Perpetrator Studies Network

Books

Languages of Trauma: History, Memory, and Media

Edited by Peter Leese, Julia Barbara Köhne, and Jason Crouthamel.

This volume traces the distinct cultural languages in which individual and collective forms of trauma are expressed in diverse variations, including oral and written narratives, literature, comic strips, photography, theatre, and cinematic images. The central argument is that traumatic memories are frequently beyond the sphere of medical, legal, or state intervention. To address these different, often intertwined modes of language, the contributors provide a variety of disciplinary approaches to foster innovative debates and provoke new insights.

Prevailing definitions of trauma can best be understood according to the cultural and historical conditions within which they exist.

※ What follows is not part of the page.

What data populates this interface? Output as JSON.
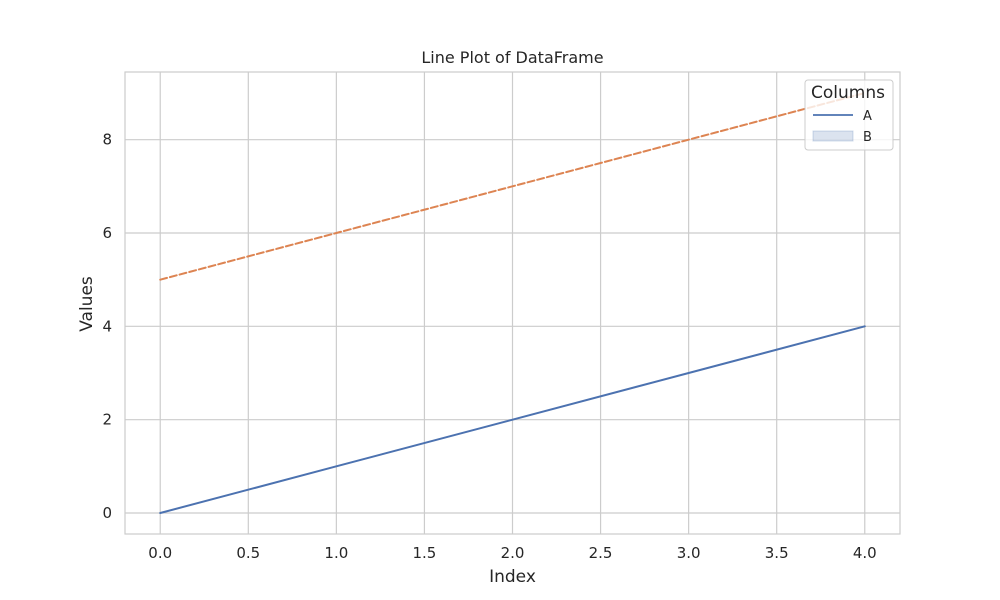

Languages of Trauma explores what this means in practice by scrutinizing varied historical moments from the First World War onwards and particular cultural contexts from across Europe, the United States, Asia, and Africa – striving to help decolonize the traditional Western-centred history of trauma, dissolving it into multifaceted transnational histories of trauma cultures.

For more info, click here.

Peter Leese is an associate professor in the Department of English, Germanic and Romance Studies at the University of Copenhagen.

Jason Crouthamel is a professor in the Department of History at Grand Valley State University.

Julia Barbara Köhne is FONTE visiting professor in the Faculty of Culture, Social Sciences and Education at Humboldt-University Berlin.